= TCP Friendly Rate Control =

Congestion control mechanism in computer networks

TCP-Friendly Rate Control (TFRC) is a congestion control mechanism designed for unicast flows operating in an Internet environment and competing with TCP traffic. The goal is to compete fairly with TCP traffic on medium timescales, but to be much less variable than TCP on short timescales.

== TCP-friendliness ==
TCP congestion control works by maintaining a window of bytes that have not yet been acknowledged. This window is increased by a known value (α) every round-trip time if no packets (a collection of bytes traversing the network) have been lost, and is decreased by a known value (β) if packet loss is detected. Thus TCP's window (and hence throughput) is a function of the losses observed in the network and the round-trip time experienced by the flow. More specifically, TCP uses an additive increase/multiplicative decrease (AIMD) protocol, which significantly drops throughput when congestion is experienced.

Because TCP backs off when congestion is detected, it will be certain to lose out when it is competing with a higher-throughput protocol that does not back off. Thus, to maintain fairness with TCP traffic, TCP-friendly protocols, defined as protocols with packet arrival rates never exceeding that of a TCP connection under the same circumstances, are required.

== Congestion control in TFRC ==
TFRC was defined by Internet Engineering Task Force RFC 5348 as a TCP-friendly protocol which does not have the same sudden drops in throughput which a TCP connection with AIMD-based congestion control may experience when faced with congestion (e.g. in applications such as media streaming where consistent quality is important).

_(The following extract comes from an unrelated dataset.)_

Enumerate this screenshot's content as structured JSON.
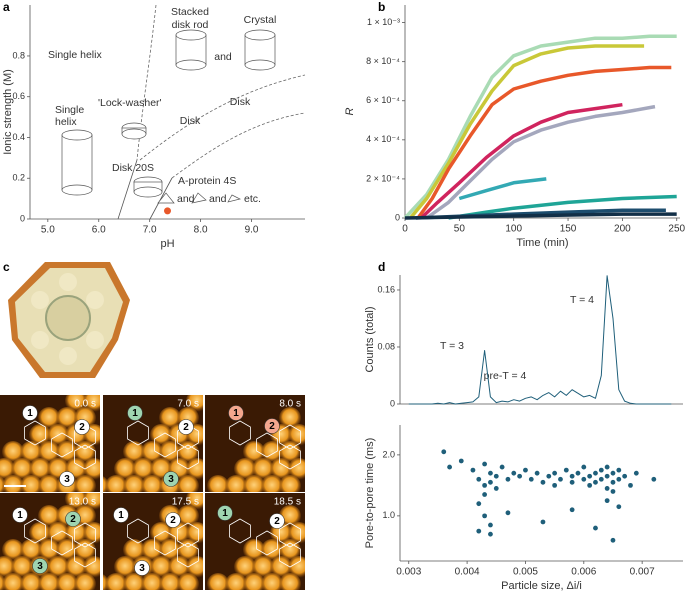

The idea behind TFRC is to measure the loss probability and round-trip time and to use these as the input parameters to a model of TCP throughput. The expected throughput from this model is then used to directly drive the transmit rate of a TFRC flow. The equation used by TFRC to adjust the target transmit rate X (in bits per second) is:

$X = \frac{s}{R \times \sqrt{2p/3} + 12 \sqrt{3p/8} \times p \times (1 + 32p^2)}$ where

- s represents the maximum segment size;
- R represents the round-trip time; and
- p represents the packet loss fraction.

Under typical conditions, the application-layer protocol can then choose the highest transmit rate (e.g. the coding rate of a media-streaming application) that is still less than X in order to achieve good performance without sudden drops in quality.